Search code examples
pythonrestflaskpidflask-restful

Checking the status of a process using its PID from Python


My REST API written in Python spawns processes that take about 3 minutes to complete. I store the PID in a global array and setup a secondary check method that should confirm whether the process is still running, or if it has finished.

The only methods I can find are to poll the subprocess (which I don't have access to in this route), or try to kill the process to see if it's alive. Is there any clean way to just get a binary answer of if it's still running based on the PID, and if it completed successfully if not?

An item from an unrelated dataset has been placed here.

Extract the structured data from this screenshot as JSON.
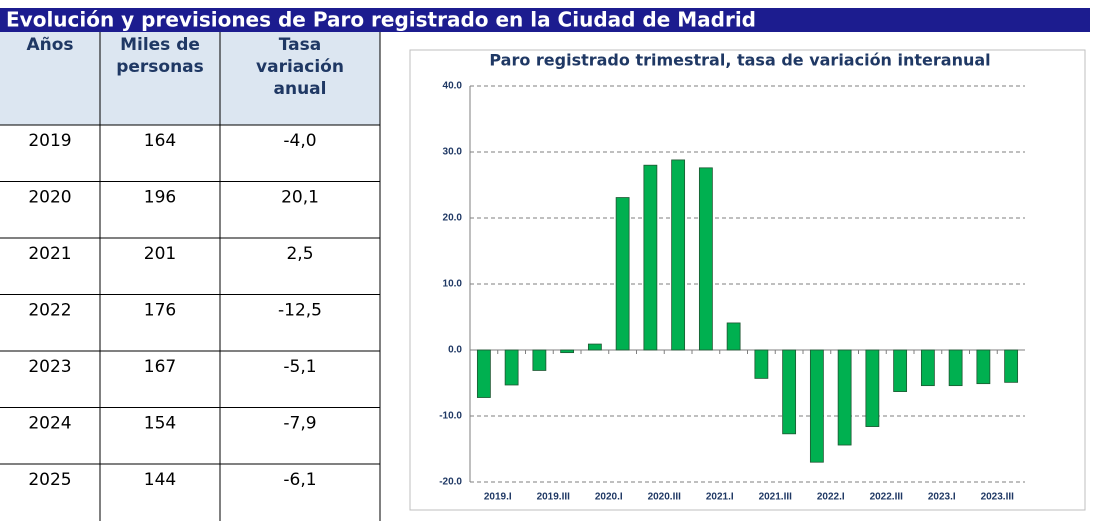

from flask import Flask, jsonify, request, Response
from subprocess import Popen, PIPE
import os

app = Flask(__name__)

QUEUE_ID = 0

jobs = []

@app.route("/compile", methods=["POST"])
def compileFirmware():

    f = request.files['file']
    f.save(f.filename)

    os.chdir("/opt/src/2.0.x")

    process = Popen(['platformio', 'run', '-e', 'mega2560'], stdout=PIPE, stderr=PIPE, universal_newlines=True)

    global QUEUE_ID
    QUEUE_ID += 1

    data = {'id':QUEUE_ID, 'pid':process.pid}
    jobs.append(data)

    output, errors = process.communicate()
    print (output)
    print (errors)

    response = jsonify()
    response.status_code = 202 #accepted
    response.headers['location'] = '/queue/' + str(QUEUE_ID)
    response.headers.add('Access-Control-Allow-Origin', '*')
    return response

@app.route("/queue/<id>", methods=["GET"])
def getStatus(id):

    #CHECK PID STATUS HERE

    content = {'download_url': 'download.com'}
    response = jsonify(content)
    response.headers.add('Access-Control-Allow-Origin', '*')
    return response

if __name__ == '__main__':
    app.run(host='0.0.0.0',port=8080)

Solution

  • Here is a little simulation that works:

    from flask import Flask, jsonify, request, Response, abort
    from subprocess import Popen, PIPE
    import os
    
    app = Flask(__name__)
    
    QUEUE = { }
    
    @app.route("/compile", methods=["POST"])
    def compileFirmware():
        process = Popen(['python','-c','"import time; time.sleep(300)"'], stdout=PIPE, stderr=PIPE, universal_newlines=True)
        QUEUE[str(process.pid)] = process # String because in GET the url param will be interpreted as str
        response = jsonify()
        response.status_code = 202 #accepted
        response.headers['location'] = '/queue/' + str(process.pid)
        response.headers.add('Access-Control-Allow-Origin', '*')
        return response
    
    @app.route("/queue/<id>", methods=["GET"])
    def getStatus(id):
        process = QUEUE.get(id, None)
        if process is None:
            abort(404, description="Process not found")
        retcode = process.poll()
        if retcode is None:
            content = {'download_url': None, 'message': 'Process is still running.'}
        else:
            # QUEUE.pop(id) # Remove reference from QUEUE ?
            content = {'download_url': 'download.com', 'message': f'process has completed with retcode: {retcode}'}
        response = jsonify(content)
        response.headers.add('Access-Control-Allow-Origin', '*')
        return response
    
    if __name__ == '__main__':
        app.run(host='0.0.0.0',port=8080)
    

    There are further considerations you must think about if this application is going to be used as more than an individual project.

    • We use QUEUE global variable to store the states of processes. But in a real project, the deployment via wsgi / gunicorn can have multiple workers with each worker having its own global variable. So for scaling up, consider using a redis / mq data store instead.

    • Does the QUEUE ever need to be cleaned up? Should it be cleaned up? It has a disadvantage that if you clean it up after the value has been GET once, the next GET fetches 404. It is a design decision if the GET api must be idempotent(most likely yes).